If you see your medical provider regularly, you can keep an eye on issues such as high blood pressure or blood sugar. Get all your recommended screenings and tell your medical professional about anything that has you concerned.
Perhaps the best way to keep your mind and body active is to stay engaged with the world around you. Practice lifelong learning. Spend time with friends and families, join clubs, participate in social gatherings, volunteer, or go out to breakfast with the gang. Sometimes it’s easier to stay at home than to get up, dress, and get out, but it’s worth the effort to spend time outside of the house. Seniors who become socially isolated appear to be at higher risk for mental distress including depression and dementia.
Be cognizant of the dangers of depression. Everybody has days when they feel a little down, but if the feeling goes on for more than a few days, it’s time to talk to a doctor. Depression is nothing to hide or be ashamed of. It’s a treatable disease.
And here’s a tip you may not have considered: if people don’t seem to talk as loud as they used to, get your hearing checked. Hearing loss can lead to social isolation, especially for those for whom a hearing deficit is a new experience. Lack of hearing can also reduce the amount of stimulation your brain gets. Some theorize that the brain has to work harder to understand unclear voices and that this takes away from the mind’s capacity to do other things.

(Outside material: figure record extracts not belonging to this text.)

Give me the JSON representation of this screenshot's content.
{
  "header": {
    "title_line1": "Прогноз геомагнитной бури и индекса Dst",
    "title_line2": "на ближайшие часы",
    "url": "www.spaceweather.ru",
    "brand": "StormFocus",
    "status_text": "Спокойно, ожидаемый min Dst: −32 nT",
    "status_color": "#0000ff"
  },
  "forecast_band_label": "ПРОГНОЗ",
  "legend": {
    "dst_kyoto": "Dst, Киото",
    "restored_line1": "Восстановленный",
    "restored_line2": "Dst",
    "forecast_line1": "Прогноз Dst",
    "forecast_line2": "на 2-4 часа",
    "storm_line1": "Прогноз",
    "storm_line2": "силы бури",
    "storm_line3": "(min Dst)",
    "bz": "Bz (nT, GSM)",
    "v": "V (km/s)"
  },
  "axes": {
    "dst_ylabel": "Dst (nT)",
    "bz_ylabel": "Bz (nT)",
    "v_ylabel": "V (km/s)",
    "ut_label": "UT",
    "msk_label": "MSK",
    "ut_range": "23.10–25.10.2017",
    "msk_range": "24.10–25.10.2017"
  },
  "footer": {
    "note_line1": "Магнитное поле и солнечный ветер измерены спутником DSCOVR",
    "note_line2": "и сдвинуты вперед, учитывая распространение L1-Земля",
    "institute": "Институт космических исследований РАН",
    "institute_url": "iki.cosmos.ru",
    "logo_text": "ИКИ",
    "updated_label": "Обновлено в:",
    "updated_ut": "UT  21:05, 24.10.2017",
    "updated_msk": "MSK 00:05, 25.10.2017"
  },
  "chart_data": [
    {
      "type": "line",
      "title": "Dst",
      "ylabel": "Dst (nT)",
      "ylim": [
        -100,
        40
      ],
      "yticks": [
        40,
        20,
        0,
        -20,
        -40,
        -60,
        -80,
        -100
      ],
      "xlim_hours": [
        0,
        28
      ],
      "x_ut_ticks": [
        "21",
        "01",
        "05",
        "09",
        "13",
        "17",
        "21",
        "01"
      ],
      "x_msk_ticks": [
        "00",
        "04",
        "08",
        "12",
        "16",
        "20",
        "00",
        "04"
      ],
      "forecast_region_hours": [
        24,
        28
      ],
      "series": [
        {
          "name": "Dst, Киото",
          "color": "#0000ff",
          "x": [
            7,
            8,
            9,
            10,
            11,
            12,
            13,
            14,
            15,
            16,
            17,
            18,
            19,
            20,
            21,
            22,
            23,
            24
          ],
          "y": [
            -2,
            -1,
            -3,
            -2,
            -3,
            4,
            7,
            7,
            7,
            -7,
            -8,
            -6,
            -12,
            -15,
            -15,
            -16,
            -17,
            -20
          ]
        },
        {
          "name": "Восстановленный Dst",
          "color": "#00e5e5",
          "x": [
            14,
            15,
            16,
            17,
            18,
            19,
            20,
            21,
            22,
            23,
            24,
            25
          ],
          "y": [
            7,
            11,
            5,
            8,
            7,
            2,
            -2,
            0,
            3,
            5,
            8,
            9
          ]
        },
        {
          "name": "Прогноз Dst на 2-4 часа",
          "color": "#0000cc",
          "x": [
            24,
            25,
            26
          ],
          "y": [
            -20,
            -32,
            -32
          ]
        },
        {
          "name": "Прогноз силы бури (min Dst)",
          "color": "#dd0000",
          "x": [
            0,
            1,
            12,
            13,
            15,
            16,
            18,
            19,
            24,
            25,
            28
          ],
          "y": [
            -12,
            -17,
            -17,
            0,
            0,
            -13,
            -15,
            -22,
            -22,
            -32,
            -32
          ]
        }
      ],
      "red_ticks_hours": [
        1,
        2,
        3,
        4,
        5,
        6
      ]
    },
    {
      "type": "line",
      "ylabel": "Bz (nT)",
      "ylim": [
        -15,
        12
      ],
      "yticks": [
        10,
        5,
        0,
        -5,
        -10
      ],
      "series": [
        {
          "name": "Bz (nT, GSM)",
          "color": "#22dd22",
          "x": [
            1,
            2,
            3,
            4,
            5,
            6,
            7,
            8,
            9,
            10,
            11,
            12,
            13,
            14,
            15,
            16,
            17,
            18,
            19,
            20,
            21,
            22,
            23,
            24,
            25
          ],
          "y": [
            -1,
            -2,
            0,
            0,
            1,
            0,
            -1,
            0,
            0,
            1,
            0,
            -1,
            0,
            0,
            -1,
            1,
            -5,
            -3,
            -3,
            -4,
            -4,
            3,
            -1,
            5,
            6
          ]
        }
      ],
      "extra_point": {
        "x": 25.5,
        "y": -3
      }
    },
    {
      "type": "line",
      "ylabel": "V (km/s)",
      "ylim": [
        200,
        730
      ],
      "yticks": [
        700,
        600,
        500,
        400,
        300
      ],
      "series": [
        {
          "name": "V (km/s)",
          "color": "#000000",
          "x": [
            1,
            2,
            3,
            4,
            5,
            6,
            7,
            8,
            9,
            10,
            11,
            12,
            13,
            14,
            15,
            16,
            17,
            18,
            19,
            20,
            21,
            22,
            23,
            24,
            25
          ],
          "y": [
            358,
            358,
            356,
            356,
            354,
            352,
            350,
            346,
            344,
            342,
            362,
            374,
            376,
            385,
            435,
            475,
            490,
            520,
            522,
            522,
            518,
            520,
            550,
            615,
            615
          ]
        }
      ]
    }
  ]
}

There may be a similar problem with vision loss. While lousy eyesight may not directly cause dementia, the same issues of social isolation, less stimulation, and the brain working overtime to interpret what the eyes have trouble seeing, is a detriment. It’s worth getting your prescription rechecked and having cataracts removed if that’s what your ophthalmologist recommends.
In Summary, Keep Moving
To reduce your risk of dementia, keep moving physically and keep the brain and the social muscles in motion as well. It’s impossible to separate these three factors. Spending more time interacting with people stimulates you to think more and move more. Physical activity has a mental component, and it’s often something that one shares with others.
With aging comes an increased risk of dementia, and some people are genetically more predisposed than others. However, as more people pursue their passions into advanced years, the percentage of seniors falling victim to dementia seems to be decreasing. There will never be a guarantee that you won’t get it, but remaining fully engaged in life gives you your best chance of avoiding cognitive decline.